5. Regardless, however, of points (1) and (2), the court respectfully does not see that where proceedings are commenced (as here) without sight by a plaintiff’s legal advisors of the file of the solicitor against whom negligence is alleged, and where fulsome discovery was made on 31.07.2015 and where an ensuing expert report was not obtained until 08.02.2017, that the delay presenting in this regard could properly be described as excusable delay. Yes, it takes time to do things, but, with every respect, not that much time. Likewise the court does not see that any delay presenting while the insurance position of the first-named defendant was explored following the commencement of these proceedings excuses the identified delay in terms of the progress of these proceedings.

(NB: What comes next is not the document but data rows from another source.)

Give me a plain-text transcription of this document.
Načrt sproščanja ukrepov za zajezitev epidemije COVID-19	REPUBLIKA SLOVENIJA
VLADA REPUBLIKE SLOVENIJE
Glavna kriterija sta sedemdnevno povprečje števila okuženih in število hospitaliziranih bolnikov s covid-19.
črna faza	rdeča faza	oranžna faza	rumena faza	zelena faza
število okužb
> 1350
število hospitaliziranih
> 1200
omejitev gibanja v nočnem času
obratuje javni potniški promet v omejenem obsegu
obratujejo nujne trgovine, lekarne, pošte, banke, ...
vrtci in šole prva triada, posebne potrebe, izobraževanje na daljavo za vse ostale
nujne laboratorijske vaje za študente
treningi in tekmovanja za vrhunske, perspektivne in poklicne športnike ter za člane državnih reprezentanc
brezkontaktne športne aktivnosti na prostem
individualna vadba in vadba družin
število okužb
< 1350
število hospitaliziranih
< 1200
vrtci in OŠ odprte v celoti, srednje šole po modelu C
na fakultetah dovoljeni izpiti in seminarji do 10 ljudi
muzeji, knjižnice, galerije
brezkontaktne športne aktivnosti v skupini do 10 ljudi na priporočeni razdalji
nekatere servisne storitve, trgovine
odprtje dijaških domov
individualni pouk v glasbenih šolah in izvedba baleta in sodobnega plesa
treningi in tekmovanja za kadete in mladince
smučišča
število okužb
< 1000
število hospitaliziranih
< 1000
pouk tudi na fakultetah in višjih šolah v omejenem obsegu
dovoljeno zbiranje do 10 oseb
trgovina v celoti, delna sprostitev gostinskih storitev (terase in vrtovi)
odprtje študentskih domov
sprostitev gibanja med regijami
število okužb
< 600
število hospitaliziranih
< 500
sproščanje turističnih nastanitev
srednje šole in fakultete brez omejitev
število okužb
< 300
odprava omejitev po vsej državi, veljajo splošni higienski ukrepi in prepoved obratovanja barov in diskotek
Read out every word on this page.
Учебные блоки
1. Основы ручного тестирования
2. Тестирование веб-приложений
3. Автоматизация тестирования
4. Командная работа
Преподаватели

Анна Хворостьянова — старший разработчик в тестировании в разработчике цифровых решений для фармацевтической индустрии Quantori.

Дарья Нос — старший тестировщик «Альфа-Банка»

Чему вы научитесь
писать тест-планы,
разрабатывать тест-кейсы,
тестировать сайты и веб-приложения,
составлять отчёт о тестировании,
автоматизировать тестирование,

6. Balance of justice? Nothing in Mr Maxwell’s various averments justifies the delay on his part, post-07.07.2016, in relation to a claim that will ultimately require the court to rule upon the strength of his claim for personal injuries arising out of an accident in 2001 – almost two decades ago – as well as the lengthy history of events that followed. There is an obligation on a plaintiff who is pursuing a claim that will involve consideration of events of no little antiquity to progress with at least some expedition. Here there has been a failure to proceed with such expedition, with the result that were the within proceedings to continue, it would be very difficult to ascertain if Mr Maxwell would ever have succeeded in his ‘trip and fall’ claim or what damages he might have recovered if it had been pursued properly when it ought to have been. These are Mr Maxwell’s proceedings to progress and there is, unfortunately for him, no good explanation for why they have progressed as slowly as they have since 07.07.2016. Additionally, when it comes to assessing where the balance of justice lies, the court cannot but bring to bear in its assessment of matters the averment of the fifth defendant, in his affidavit grounding the within application that “For the past five years these Defendants have been faced with professional negligence proceedings and this has had and continues to have an impact on our professional indemnity insurance and premium”, a matter of no little injustice given the delay presenting.


Conclusion
7. For the reasons outlined above, the court will grant an order dismissing Mr Maxwell’s claim for want of prosecution on the grounds of inordinate and inexcusable delay. In passing, the court ought as a matter of fairness to note that the allegations of professional negligence referenced in the within judgment remain but allegations at this time.